Um dos temas mais polêmicos envolvendo associações de proteção veicular é a suspensão de serviços por atraso no pagamento. Muitos consumidores são surpreendidos com a negativa de cobertura após sinistro, sob a alegação de atraso de poucos dias na mensalidade. Mas até que ponto isso é legal?
A Suspensão Pode Ocorrer?
Sim, desde que prevista em contrato e comunicação prévia ao consumidor. Segundo o art. 51, IV do Código de Defesa do Consumidor (CDC), é nula a cláusula que permita a perda total de direitos em caso de inadimplemento parcial. Assim, a associação deve conceder prazo razoável para regularização antes da suspensão dos serviços.
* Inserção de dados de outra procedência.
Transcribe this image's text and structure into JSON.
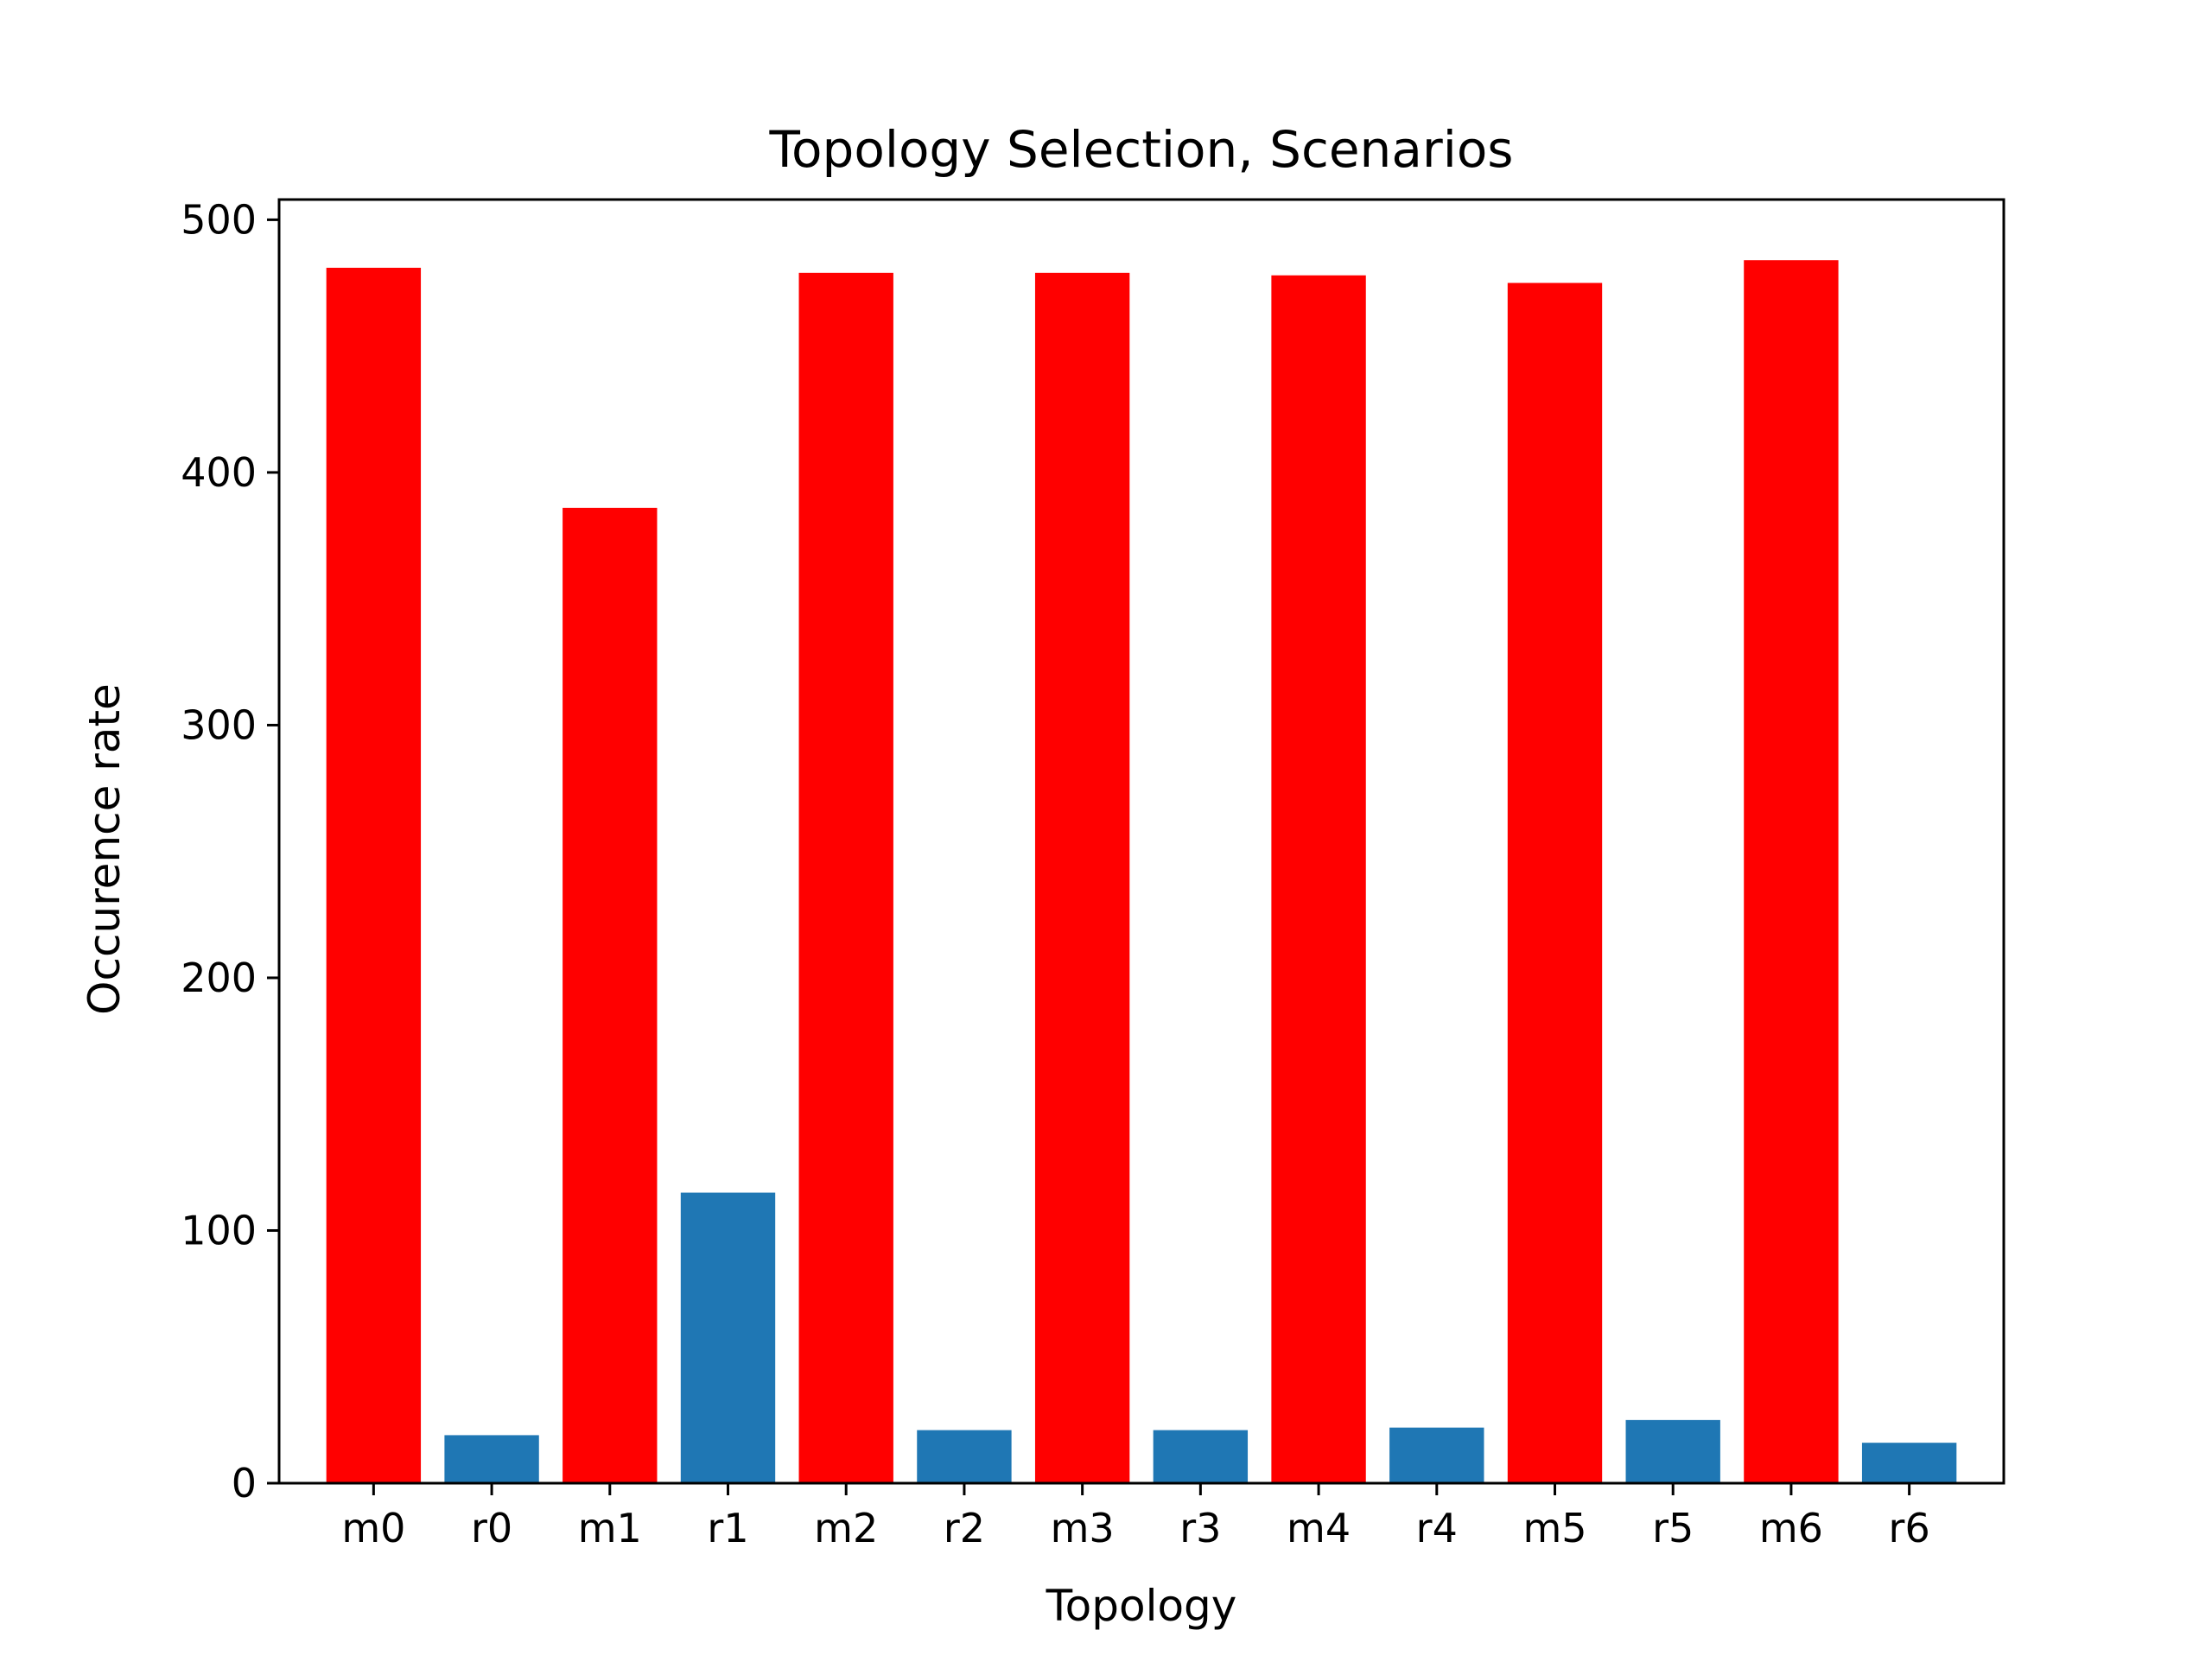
{
  "chart_data": {
    "type": "bar",
    "title": "Topology Selection, Scenarios",
    "xlabel": "Topology",
    "ylabel": "Occurence rate",
    "categories": [
      "m0",
      "r0",
      "m1",
      "r1",
      "m2",
      "r2",
      "m3",
      "r3",
      "m4",
      "r4",
      "m5",
      "r5",
      "m6",
      "r6"
    ],
    "values": [
      481,
      19,
      386,
      115,
      479,
      21,
      479,
      21,
      478,
      22,
      475,
      25,
      484,
      16
    ],
    "bar_colors": [
      "#ff0000",
      "#1f77b4",
      "#ff0000",
      "#1f77b4",
      "#ff0000",
      "#1f77b4",
      "#ff0000",
      "#1f77b4",
      "#ff0000",
      "#1f77b4",
      "#ff0000",
      "#1f77b4",
      "#ff0000",
      "#1f77b4"
    ],
    "ylim": [
      0,
      508
    ],
    "yticks": [
      0,
      100,
      200,
      300,
      400,
      500
    ],
    "grid": false,
    "legend": "none"
  }
}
Perda de Cobertura Retroativa é Abusiva
Outro ponto crucial é a tentativa de suspender a cobertura retroativamente. Se o associado estava com pagamento em atraso, mas o vencimento ocorreu após o sinistro, a negativa é ilegal. O STJ já firmou entendimento de que cláusulas de cancelamento automático por atraso devem respeitar o princípio da boa-fé e transparência.
Exemplo Prático
Em um caso julgado no TJMG, o associado sofreu colisão no dia 5, com vencimento da mensalidade no dia 7. A associação recusou a cobertura sob o argumento de atraso. O Tribunal condenou a entidade ao pagamento integral dos danos, alegando ausência de mora no momento do sinistro.
Acordo é Compromisso, Não Ameaça
Cláusulas de punição automática sem prazo de regularização são ilegais. O consumidor não pode ser tratado com rigidez desproporcional, principalmente quando demonstra histórico de adimplência.
Conclusão: Direitos Devem Ser Respeitados Mesmo com Atrasos Mínimos
A associação deve agir com razoabilidade e informar previamente o associado sobre suspensões. Se você sofreu negativa por atraso mínimo, busque orientação jurídica. A proteção contratada deve ser honrada, respeitando a boa-fé objetiva e o princípio do não retrocesso.